Petitioner, a state prisoner proceeding pro se, has filed a petition for writ of habeas corpus pursuant to 28 U.S.C. § 2254, together with a request to proceed in forma pauperis. He has consented to the magistrate judge's jurisdiction.
Examination of the affidavit reveals petitioner is unable to afford the costs of this action. Accordingly, leave to proceed in forma pauperis is granted. 28 U.S.C. § 1915(a).
Petitioner has failed to specify the grounds for relief in his petition. Rule 2(c)(2) of the Rules Governing § 2254 Cases requires that a petition state the facts supporting each ground alleged as the basis of habeas relief. The petition does not contain sufficient information to apprise the court or the putative respondent of the factual basis of petitioner's claims. Petitioner will therefore be afforded the opportunity to submit an amended petition that states the facts of his claims in greater detail.
Rule 2(a) states that "[i]f the petitioner is currently in custody under a state court judgment, the petition must name as respondent the state officer who has custody." Typically, the state officer who has custody is the warden of the facility where the petitioner is incarcerated. See Ortiz-Sandoval v. Gomez, 81 F.3d 891 (9th Cir. 1996). Although the original petition names three individuals as respondents, it is not clear that any of them is the proper respondent in this case. One of them, U.S. Magistrate Judge Dale Drozd, is clearly not the proper respondent. Failure to name the correct respondent deprives the court of personal jurisdiction to hear a habeas petition. See id. If petitioner files an amended petition, therefore, it should name the state official with custody over him as a respondent.

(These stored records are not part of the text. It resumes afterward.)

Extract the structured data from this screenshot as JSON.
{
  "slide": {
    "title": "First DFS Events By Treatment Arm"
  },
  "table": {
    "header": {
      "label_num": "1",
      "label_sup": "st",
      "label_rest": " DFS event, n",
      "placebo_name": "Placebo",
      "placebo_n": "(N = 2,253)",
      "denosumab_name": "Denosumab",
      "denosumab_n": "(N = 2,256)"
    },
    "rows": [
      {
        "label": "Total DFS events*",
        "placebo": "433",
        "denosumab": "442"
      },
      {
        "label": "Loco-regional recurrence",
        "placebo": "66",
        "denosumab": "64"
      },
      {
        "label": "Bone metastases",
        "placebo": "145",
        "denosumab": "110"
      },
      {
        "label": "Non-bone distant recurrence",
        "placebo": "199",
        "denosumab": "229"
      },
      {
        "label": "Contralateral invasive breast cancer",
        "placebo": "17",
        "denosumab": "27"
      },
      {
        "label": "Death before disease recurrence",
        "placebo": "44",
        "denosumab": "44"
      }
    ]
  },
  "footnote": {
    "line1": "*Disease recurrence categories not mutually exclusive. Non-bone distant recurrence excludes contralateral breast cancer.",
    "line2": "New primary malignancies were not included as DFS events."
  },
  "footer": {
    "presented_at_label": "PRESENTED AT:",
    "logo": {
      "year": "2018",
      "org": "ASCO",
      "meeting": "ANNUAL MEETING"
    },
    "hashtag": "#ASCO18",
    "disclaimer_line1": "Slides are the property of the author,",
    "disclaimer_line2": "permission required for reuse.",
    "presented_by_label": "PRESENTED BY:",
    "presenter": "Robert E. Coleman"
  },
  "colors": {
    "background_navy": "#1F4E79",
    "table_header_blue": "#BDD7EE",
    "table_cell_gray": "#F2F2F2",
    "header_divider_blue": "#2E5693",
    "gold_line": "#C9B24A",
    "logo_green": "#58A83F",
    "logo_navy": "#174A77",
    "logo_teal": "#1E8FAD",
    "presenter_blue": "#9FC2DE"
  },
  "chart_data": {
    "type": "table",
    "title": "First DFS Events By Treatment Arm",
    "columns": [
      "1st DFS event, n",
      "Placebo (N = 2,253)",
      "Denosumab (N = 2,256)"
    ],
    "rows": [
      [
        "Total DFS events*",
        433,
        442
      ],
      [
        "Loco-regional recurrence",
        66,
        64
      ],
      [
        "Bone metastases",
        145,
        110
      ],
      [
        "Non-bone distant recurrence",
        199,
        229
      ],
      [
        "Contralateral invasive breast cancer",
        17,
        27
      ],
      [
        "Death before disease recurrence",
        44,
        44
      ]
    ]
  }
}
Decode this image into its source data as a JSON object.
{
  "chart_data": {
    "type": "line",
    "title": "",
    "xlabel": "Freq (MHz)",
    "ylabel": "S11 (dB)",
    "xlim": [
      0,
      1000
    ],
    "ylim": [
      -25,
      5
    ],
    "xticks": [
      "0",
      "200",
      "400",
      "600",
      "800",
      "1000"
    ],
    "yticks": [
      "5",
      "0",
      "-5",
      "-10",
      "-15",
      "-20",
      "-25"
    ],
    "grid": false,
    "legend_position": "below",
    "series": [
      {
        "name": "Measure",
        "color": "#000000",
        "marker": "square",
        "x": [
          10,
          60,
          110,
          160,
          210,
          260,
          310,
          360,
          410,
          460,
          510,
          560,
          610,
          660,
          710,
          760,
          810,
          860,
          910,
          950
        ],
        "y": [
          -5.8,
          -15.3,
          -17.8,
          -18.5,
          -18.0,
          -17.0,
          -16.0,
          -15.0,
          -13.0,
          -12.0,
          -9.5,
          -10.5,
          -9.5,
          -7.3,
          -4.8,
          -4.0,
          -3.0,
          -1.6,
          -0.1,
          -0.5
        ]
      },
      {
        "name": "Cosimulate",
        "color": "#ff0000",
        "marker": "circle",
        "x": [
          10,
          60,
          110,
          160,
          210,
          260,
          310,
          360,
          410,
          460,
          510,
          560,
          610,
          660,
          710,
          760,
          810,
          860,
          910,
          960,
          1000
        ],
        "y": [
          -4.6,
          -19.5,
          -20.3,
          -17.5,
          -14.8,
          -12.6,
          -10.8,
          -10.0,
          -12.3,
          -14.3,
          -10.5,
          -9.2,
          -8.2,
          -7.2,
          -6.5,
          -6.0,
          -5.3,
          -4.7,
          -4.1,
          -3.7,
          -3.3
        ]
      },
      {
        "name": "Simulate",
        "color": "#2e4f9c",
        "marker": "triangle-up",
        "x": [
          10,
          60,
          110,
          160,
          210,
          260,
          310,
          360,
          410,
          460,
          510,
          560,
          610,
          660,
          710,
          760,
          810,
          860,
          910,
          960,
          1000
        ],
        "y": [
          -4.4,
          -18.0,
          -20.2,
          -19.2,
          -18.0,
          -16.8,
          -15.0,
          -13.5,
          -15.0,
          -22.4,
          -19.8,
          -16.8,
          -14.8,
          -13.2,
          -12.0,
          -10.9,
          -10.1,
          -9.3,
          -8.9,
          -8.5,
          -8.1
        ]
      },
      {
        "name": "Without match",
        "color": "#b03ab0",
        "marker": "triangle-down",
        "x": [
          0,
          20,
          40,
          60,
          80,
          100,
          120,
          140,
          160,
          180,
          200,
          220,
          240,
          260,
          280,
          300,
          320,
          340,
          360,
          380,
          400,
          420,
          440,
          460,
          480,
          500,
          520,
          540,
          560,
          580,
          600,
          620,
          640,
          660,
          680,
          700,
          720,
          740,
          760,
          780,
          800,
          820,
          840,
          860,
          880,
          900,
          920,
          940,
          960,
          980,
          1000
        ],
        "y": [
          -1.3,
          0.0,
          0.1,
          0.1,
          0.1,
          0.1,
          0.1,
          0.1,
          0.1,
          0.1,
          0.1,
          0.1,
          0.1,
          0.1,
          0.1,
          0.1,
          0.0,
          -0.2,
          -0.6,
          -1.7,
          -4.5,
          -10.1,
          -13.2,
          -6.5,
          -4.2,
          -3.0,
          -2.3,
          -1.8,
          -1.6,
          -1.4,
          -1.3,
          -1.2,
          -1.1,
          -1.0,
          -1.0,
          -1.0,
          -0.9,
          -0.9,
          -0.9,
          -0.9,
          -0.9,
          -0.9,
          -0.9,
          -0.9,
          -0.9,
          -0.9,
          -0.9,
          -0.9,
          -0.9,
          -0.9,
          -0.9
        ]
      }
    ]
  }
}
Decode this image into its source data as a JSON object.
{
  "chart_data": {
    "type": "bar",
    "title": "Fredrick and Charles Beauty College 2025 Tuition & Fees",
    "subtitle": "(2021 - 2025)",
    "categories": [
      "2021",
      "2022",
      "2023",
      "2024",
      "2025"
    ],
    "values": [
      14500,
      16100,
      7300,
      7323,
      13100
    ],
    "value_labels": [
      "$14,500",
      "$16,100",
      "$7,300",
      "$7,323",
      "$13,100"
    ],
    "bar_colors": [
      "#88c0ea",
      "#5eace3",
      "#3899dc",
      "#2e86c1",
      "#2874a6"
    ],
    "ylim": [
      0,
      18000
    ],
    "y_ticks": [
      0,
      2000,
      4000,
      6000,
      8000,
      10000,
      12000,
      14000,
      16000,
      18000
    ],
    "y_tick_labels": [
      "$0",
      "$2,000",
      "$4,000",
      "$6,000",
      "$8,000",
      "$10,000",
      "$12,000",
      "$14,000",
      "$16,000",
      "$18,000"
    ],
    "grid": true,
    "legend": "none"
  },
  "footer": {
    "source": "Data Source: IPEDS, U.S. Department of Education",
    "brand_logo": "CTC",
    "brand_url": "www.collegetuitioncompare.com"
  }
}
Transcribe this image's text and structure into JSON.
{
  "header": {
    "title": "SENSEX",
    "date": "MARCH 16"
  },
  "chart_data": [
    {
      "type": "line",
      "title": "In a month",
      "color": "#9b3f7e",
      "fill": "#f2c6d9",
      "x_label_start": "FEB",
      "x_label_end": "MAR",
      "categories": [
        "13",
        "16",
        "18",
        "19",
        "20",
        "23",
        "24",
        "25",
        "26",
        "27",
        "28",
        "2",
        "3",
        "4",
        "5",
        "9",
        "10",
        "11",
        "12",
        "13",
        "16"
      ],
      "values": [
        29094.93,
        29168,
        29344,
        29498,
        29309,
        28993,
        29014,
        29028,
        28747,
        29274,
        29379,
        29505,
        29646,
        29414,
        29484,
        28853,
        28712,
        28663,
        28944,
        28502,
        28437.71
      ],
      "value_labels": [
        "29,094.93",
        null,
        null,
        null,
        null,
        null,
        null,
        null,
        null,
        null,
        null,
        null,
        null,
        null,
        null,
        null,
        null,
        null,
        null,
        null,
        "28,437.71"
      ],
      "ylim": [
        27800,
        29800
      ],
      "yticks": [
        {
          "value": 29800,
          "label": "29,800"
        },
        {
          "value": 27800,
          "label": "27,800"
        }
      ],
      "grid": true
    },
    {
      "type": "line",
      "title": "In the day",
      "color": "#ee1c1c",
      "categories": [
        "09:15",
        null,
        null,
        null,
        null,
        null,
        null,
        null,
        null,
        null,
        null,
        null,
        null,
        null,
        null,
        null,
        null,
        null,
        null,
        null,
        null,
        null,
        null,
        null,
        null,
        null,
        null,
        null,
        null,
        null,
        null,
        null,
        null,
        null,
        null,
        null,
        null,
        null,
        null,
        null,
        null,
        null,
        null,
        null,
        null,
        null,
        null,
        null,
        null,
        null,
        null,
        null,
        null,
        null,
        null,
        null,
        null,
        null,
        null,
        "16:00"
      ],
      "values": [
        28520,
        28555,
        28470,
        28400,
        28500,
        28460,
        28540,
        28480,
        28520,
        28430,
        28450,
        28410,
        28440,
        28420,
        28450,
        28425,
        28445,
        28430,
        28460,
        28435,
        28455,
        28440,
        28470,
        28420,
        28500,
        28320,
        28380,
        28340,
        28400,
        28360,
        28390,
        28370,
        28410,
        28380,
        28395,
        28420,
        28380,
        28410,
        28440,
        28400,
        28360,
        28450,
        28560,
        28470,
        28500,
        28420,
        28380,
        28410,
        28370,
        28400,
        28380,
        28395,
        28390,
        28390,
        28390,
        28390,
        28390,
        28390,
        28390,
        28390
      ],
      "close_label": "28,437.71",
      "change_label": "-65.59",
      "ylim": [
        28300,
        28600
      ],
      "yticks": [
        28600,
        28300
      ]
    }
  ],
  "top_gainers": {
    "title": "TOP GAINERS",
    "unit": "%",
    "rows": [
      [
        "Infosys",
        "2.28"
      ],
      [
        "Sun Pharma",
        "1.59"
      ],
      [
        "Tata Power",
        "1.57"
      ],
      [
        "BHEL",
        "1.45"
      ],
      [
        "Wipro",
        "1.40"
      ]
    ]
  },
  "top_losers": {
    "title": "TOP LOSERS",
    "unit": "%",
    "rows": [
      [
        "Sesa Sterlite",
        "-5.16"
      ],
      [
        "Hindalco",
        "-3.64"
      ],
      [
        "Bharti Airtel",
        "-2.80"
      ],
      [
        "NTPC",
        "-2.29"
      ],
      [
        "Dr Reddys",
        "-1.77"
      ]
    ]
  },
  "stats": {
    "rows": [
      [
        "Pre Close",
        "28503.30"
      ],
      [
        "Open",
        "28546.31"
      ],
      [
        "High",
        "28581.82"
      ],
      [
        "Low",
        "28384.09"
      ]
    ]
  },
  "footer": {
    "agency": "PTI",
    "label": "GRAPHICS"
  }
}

Finally, petitioner has failed to clarify whether he has brought his claims before the California Supreme Court prior to instituting this action. The exhaustion of available state remedies is a prerequisite to a federal court's consideration of claims presented in habeas corpus proceedings. See Rose v. Lundy, 455 U.S. 509 (1982); 28 U.S.C. § 2254(b). A petitioner satisfies the exhaustion requirement by providing the highest state court with a full and fair opportunity to consider all claims before presenting them to the federal court. Picard v. Connor, 404 U.S. 270, 276 (1971); Middleton v. Cupp, 768 F.2d 1083, 1086 (9th Cir.), cert. denied, 478 U.S. 1021 (1986). Failure to exhaust state remedies is ground for dismissal of a federal habeas petition without prejudice. If petitioner files an amended petition, it should contain a statement of exhaustion in the space provided on the court's form application for a writ of habeas corpus.
Therefore, IT IS HEREBY ORDERED that:
1. Petitioner is granted leave to proceed in forma pauperis;
2. Petitioner's application for writ of habeas corpus is dismissed with leave to amend within thirty days from the date of this order;
3. Any amended petition must bear the case number assigned to this action and the title "Amended Petition"; and
4. The Clerk of the Court is directed to send petitioner the court's form application for a writ of habeas corpus.